Sundays have been kinda hellish for us lately, today we were about 30 orders over forecast, and we had 2 ncns's yet again. So of course that meant OT for the rest of us. My store does 30 orders an hour. So that made 350 orders today, but sure, we got this no problem right??
We made it, but barely. Idk how they expect our supervisor to do well...supervisor things, when she's usually in the backroom helping us stage like a clerk.
You make it probably like every other by stealing help from other departments.
We actually try to avoid that whenever possible. I understand that other departments have their own jobs to do and hate asking for side help. Management came and helped so that we didn't have to steal anyone. We're lucky that we're a store that at least 2 of the comanagers know how to pick. One is a former ecommerce supervisor too.
Let's face it, Kroger has some morons making decisions, and most of their decisions are moronic.
They want personal shoppers to shop fast - so, 30+ to sub-30 seconds per item, but they do everything they can to make this difficult, if not impossible.
Kroger and the customer are your enemy. (They also set you and the customer against each other and want you to be friendly to them.) "They" have never tried to run a trolley through the store.
There are shippers down every aisle that are in everyone's way. Customers walking like molasses. Customers blocking right where you need to be - clueless or just apathetic, they stand there, taking their sweet time. I also realized that the glass doors installed in dairy cause more problems because now you can't just grab an item next to a customer, you have to wait until they move out of the way of the door you need. Even better is a customer can block at least 2 doors, and then block another 3 with their buggy, that's 5 doors you cannot access until this idiot moves along. They stand their forever deciding what they want.
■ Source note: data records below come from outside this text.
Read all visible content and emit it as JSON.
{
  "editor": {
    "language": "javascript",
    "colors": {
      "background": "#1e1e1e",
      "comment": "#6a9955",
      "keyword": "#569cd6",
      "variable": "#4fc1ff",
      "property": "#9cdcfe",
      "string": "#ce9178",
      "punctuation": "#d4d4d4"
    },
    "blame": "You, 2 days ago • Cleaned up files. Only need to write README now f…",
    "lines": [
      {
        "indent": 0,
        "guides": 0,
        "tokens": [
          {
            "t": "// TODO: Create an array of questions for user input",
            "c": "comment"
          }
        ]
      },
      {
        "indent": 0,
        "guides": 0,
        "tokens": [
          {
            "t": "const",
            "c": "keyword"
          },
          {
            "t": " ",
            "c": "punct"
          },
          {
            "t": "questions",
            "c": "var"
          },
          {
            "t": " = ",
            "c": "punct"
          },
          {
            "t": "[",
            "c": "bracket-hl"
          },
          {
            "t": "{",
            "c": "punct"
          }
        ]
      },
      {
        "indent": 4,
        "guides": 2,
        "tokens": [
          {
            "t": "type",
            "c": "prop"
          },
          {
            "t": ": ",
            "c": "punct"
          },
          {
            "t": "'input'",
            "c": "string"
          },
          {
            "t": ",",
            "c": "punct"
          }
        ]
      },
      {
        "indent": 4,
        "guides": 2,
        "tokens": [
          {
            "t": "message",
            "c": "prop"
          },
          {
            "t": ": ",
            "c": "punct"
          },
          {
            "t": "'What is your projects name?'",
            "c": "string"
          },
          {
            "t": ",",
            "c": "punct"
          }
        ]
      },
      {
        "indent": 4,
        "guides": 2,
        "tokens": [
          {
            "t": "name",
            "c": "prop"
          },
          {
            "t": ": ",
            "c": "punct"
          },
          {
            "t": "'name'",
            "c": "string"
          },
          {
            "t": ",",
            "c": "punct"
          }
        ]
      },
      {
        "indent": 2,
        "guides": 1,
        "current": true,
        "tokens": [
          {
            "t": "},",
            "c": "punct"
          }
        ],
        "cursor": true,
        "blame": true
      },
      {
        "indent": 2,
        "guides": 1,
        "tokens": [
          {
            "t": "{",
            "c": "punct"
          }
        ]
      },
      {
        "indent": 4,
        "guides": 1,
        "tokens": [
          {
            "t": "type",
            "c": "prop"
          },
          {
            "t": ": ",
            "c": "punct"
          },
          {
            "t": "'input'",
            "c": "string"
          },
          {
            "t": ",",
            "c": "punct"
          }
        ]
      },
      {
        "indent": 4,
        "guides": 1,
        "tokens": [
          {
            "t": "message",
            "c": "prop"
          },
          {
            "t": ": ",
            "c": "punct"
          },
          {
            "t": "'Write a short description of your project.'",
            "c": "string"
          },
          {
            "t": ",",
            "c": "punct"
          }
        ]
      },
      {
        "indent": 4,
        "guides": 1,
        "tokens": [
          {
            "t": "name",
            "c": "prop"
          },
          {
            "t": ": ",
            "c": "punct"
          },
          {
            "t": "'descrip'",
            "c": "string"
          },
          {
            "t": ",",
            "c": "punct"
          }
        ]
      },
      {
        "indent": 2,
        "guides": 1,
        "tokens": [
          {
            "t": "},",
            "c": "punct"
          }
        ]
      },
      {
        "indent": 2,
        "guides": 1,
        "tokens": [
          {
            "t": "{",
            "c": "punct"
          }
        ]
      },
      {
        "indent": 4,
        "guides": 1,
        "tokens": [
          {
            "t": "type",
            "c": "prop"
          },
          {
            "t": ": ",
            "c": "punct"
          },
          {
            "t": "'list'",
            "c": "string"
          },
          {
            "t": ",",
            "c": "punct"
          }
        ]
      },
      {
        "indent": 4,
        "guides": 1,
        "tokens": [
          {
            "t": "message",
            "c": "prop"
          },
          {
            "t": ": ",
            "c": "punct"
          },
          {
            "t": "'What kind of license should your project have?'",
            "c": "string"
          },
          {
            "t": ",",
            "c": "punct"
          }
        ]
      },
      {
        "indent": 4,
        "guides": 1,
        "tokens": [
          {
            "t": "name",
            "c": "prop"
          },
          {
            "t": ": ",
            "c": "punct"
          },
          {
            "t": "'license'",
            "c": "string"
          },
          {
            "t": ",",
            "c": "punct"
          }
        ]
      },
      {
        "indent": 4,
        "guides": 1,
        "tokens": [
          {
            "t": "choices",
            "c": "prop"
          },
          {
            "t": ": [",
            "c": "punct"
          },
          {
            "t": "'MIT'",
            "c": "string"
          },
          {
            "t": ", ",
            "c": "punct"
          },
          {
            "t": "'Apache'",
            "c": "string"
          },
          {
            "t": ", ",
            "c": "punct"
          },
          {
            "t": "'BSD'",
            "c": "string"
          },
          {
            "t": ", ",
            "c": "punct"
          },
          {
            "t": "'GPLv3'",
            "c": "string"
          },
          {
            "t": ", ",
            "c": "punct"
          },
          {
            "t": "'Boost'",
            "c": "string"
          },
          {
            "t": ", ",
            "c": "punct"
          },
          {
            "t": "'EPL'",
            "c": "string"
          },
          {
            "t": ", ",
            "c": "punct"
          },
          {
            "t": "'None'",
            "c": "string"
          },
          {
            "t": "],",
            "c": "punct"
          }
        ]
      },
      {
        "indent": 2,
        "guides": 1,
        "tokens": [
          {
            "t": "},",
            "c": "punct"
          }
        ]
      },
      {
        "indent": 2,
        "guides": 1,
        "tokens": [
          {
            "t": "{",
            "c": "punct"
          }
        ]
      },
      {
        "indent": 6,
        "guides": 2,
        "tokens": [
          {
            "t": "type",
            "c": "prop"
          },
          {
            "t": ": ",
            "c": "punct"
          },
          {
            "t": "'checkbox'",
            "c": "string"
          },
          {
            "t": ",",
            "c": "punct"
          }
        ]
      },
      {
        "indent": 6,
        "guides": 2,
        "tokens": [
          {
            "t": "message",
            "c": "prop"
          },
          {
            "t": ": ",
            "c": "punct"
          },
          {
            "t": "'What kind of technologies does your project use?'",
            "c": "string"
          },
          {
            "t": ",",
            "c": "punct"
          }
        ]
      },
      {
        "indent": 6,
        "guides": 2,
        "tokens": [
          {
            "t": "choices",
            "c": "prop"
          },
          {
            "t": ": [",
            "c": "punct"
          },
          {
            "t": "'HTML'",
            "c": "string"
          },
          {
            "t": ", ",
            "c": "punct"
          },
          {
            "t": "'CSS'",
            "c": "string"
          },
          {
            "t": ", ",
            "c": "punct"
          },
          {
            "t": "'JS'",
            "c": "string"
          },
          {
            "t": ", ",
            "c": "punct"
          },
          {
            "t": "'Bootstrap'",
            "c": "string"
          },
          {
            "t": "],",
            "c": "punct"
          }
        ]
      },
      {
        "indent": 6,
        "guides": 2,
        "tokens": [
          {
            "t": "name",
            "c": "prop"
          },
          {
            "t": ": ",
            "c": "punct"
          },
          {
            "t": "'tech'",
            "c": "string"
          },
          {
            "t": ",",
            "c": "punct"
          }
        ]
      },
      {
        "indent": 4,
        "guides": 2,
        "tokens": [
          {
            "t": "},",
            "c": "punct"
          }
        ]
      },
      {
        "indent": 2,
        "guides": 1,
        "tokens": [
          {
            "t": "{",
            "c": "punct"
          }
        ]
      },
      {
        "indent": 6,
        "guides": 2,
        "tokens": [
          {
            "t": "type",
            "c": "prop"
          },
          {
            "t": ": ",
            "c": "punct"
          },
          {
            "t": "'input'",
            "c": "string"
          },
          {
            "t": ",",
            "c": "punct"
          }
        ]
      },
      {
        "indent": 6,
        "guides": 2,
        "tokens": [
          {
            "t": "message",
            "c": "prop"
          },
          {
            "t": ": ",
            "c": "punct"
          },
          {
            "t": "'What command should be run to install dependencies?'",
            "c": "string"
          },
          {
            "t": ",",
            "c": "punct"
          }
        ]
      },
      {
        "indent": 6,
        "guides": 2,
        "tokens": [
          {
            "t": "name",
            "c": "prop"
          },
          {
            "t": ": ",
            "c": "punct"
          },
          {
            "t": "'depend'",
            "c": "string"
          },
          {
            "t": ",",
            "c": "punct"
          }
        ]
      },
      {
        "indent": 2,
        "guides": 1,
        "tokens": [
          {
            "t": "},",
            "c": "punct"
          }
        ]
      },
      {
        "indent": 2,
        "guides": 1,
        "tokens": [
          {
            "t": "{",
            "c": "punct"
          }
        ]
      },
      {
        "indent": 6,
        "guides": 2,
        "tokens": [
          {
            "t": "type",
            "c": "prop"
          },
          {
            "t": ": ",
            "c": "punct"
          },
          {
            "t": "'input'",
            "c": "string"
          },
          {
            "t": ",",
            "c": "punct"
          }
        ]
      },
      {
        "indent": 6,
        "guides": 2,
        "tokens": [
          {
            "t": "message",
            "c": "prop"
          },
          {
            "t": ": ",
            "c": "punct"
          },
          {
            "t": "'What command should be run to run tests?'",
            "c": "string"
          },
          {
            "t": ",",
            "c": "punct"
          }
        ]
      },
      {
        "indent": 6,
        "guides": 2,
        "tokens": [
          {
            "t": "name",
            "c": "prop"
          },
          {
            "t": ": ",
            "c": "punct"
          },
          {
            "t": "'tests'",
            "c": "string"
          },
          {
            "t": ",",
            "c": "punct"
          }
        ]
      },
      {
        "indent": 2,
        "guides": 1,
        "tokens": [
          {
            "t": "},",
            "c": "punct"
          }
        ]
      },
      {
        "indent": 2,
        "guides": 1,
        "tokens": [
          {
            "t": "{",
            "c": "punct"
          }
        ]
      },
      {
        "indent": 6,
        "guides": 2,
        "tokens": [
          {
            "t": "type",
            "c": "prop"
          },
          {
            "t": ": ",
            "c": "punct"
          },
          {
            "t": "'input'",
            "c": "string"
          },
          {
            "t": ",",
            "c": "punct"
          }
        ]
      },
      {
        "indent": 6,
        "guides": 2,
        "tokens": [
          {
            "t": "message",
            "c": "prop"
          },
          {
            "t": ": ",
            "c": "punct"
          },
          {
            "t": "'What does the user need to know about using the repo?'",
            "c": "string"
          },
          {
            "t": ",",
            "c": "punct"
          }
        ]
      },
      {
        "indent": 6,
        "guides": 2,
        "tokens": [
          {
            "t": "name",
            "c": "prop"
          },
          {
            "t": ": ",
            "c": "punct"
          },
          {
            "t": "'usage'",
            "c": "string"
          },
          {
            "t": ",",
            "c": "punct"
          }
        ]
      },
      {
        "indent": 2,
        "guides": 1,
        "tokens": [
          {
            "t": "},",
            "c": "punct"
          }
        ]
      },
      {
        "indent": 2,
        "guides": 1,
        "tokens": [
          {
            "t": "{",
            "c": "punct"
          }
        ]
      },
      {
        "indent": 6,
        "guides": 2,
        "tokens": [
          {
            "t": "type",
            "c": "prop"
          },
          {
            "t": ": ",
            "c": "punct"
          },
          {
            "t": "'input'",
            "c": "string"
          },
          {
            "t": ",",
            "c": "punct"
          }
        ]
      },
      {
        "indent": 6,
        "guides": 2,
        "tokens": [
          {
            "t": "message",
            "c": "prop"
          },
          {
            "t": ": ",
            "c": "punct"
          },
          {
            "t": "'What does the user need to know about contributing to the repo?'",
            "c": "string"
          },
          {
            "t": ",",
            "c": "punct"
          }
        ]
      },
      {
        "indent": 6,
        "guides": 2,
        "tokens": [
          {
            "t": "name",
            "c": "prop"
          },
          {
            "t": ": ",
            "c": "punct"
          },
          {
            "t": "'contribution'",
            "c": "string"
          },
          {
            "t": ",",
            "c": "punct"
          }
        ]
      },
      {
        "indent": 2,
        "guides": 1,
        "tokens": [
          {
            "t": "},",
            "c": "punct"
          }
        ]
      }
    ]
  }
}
Then when they get their item, they stand there and pull out their grocery list, or their phone... "Oh, i'm sorry, was I in your way?" Yeah, moron, you are!
Now they have so many sales displays that you can't even fit two people/buggies walking side by side through the dairy department.
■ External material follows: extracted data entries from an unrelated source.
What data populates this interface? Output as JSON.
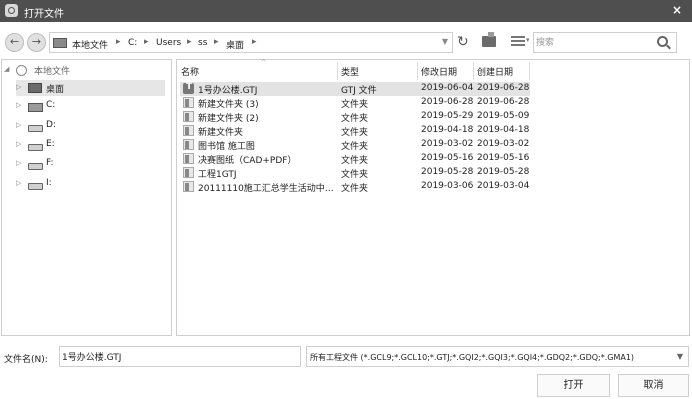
{
  "window": {
    "title": "打开文件",
    "close_label": "×"
  },
  "address": {
    "crumbs": [
      "本地文件",
      "C:",
      "Users",
      "ss",
      "桌面"
    ],
    "separator": "▸"
  },
  "search": {
    "placeholder": "搜索"
  },
  "sidebar": {
    "root_label": "本地文件",
    "items": [
      {
        "label": "桌面",
        "icon": "desktop-icon",
        "selected": true
      },
      {
        "label": "C:",
        "icon": "system-drive-icon"
      },
      {
        "label": "D:",
        "icon": "drive-icon"
      },
      {
        "label": "E:",
        "icon": "drive-icon"
      },
      {
        "label": "F:",
        "icon": "drive-icon"
      },
      {
        "label": "I:",
        "icon": "drive-icon"
      }
    ]
  },
  "filelist": {
    "columns": [
      "名称",
      "类型",
      "修改日期",
      "创建日期"
    ],
    "rows": [
      {
        "name": "1号办公楼.GTJ",
        "type": "GTJ 文件",
        "modified": "2019-06-04",
        "created": "2019-06-28",
        "icon": "gtj-file-icon",
        "selected": true
      },
      {
        "name": "新建文件夹 (3)",
        "type": "文件夹",
        "modified": "2019-06-28",
        "created": "2019-06-28",
        "icon": "folder-icon"
      },
      {
        "name": "新建文件夹 (2)",
        "type": "文件夹",
        "modified": "2019-05-29",
        "created": "2019-05-09",
        "icon": "folder-icon"
      },
      {
        "name": "新建文件夹",
        "type": "文件夹",
        "modified": "2019-04-18",
        "created": "2019-04-18",
        "icon": "folder-icon"
      },
      {
        "name": "图书馆 施工图",
        "type": "文件夹",
        "modified": "2019-03-02",
        "created": "2019-03-02",
        "icon": "folder-icon"
      },
      {
        "name": "决赛图纸（CAD+PDF）",
        "type": "文件夹",
        "modified": "2019-05-16",
        "created": "2019-05-16",
        "icon": "folder-icon"
      },
      {
        "name": "工程1GTJ",
        "type": "文件夹",
        "modified": "2019-05-28",
        "created": "2019-05-28",
        "icon": "folder-icon"
      },
      {
        "name": "20111110施工汇总学生活动中…",
        "type": "文件夹",
        "modified": "2019-03-06",
        "created": "2019-03-04",
        "icon": "folder-icon"
      }
    ]
  },
  "footer": {
    "filename_label": "文件名(N):",
    "filename_value": "1号办公楼.GTJ",
    "filetype_value": "所有工程文件 (*.GCL9;*.GCL10;*.GTJ;*.GQI2;*.GQI3;*.GQI4;*.GDQ2;*.GDQ;*.GMA1)",
    "open_label": "打开",
    "cancel_label": "取消"
  },
  "colors": {
    "titlebar": "#4f4f4f",
    "selection": "#e3e3e3",
    "border": "#cfcfcf"
  }
}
Basically they create insane, and insane amounts of, funnel spots where you can't even fit 2 people side by side.
Luckily I quit worrying so much about time, but you still have to get the stuff done in a timely manner, and Kroger isn't helping, in fact they are actively working against us. Morons.
But, as long as they get paid for those sales displays, that's what matters.
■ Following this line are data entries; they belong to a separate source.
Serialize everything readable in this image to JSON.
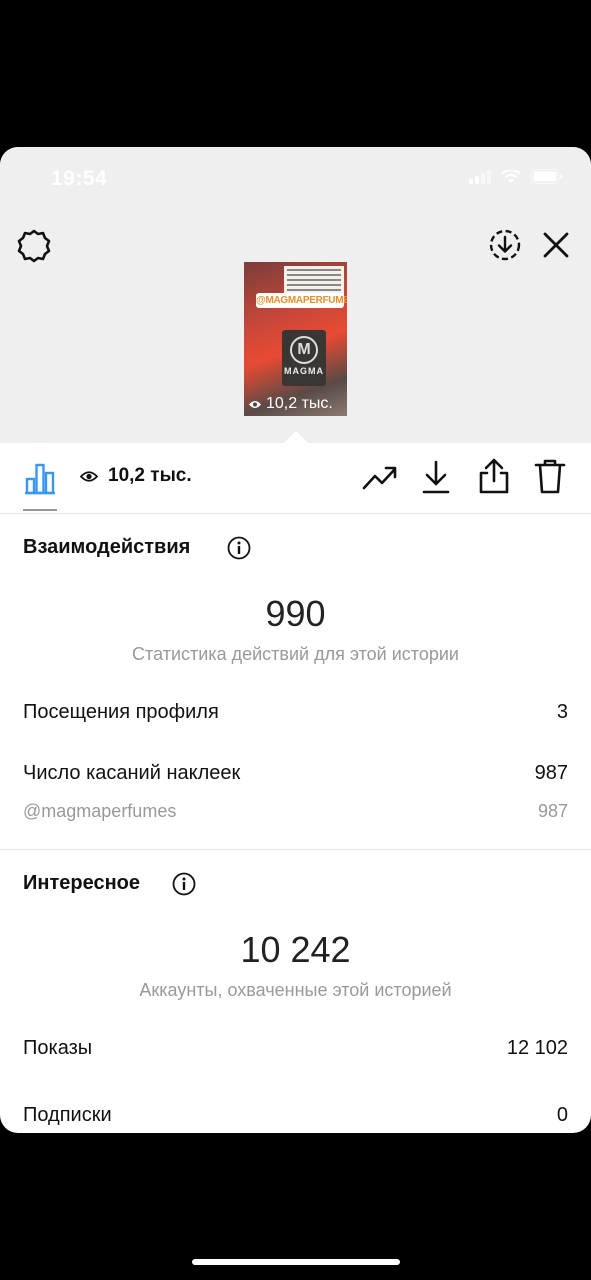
{
  "status": {
    "time": "19:54"
  },
  "story": {
    "thumb_tag": "@MAGMAPERFUMES",
    "thumb_brand": "MAGMA",
    "thumb_logo": "M",
    "thumb_views": "10,2 тыс."
  },
  "toolbar": {
    "views": "10,2 тыс.",
    "icons": [
      "bar-chart-icon",
      "eye-icon",
      "trending-up-icon",
      "download-icon",
      "share-icon",
      "trash-icon"
    ]
  },
  "interactions": {
    "title": "Взаимодействия",
    "total": "990",
    "caption": "Статистика действий для этой истории",
    "profile_visits_label": "Посещения профиля",
    "profile_visits_value": "3",
    "sticker_taps_label": "Число касаний наклеек",
    "sticker_taps_value": "987",
    "mention_label": "@magmaperfumes",
    "mention_value": "987"
  },
  "discovery": {
    "title": "Интересное",
    "total": "10 242",
    "caption": "Аккаунты, охваченные этой историей",
    "impressions_label": "Показы",
    "impressions_value": "12 102",
    "follows_label": "Подписки",
    "follows_value": "0"
  },
  "colors": {
    "accent": "#3897f0",
    "muted": "#999999"
  }
}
I often imagine that Kroger is doing this on purpose (but there's no way they are that smart) so that customers get so frustrated that they stop shopping in the store and maybe use Clicklist, instead. I try to help them along by increasing this frustration when I can.
I worked 2 different stints at Kroger 5 years each and at different points in my life. I just gets worse and worse. The first 5 years was better than the second. No matter what job you have in there, you have way more work expected to make numbers than what is physically possible to do. The high ups design it this way because they think a monkey can work at the store level and do a great job so they don't see any reason to staff the stores appropriately. Krogers are really to small in general for the business each store does. You go into a walmart and there is plenty of open space and you never feel crowded but not the case in Krogers. I wouldn't do your job for 20 bucks an hour and mainly because of those cars you push around the store.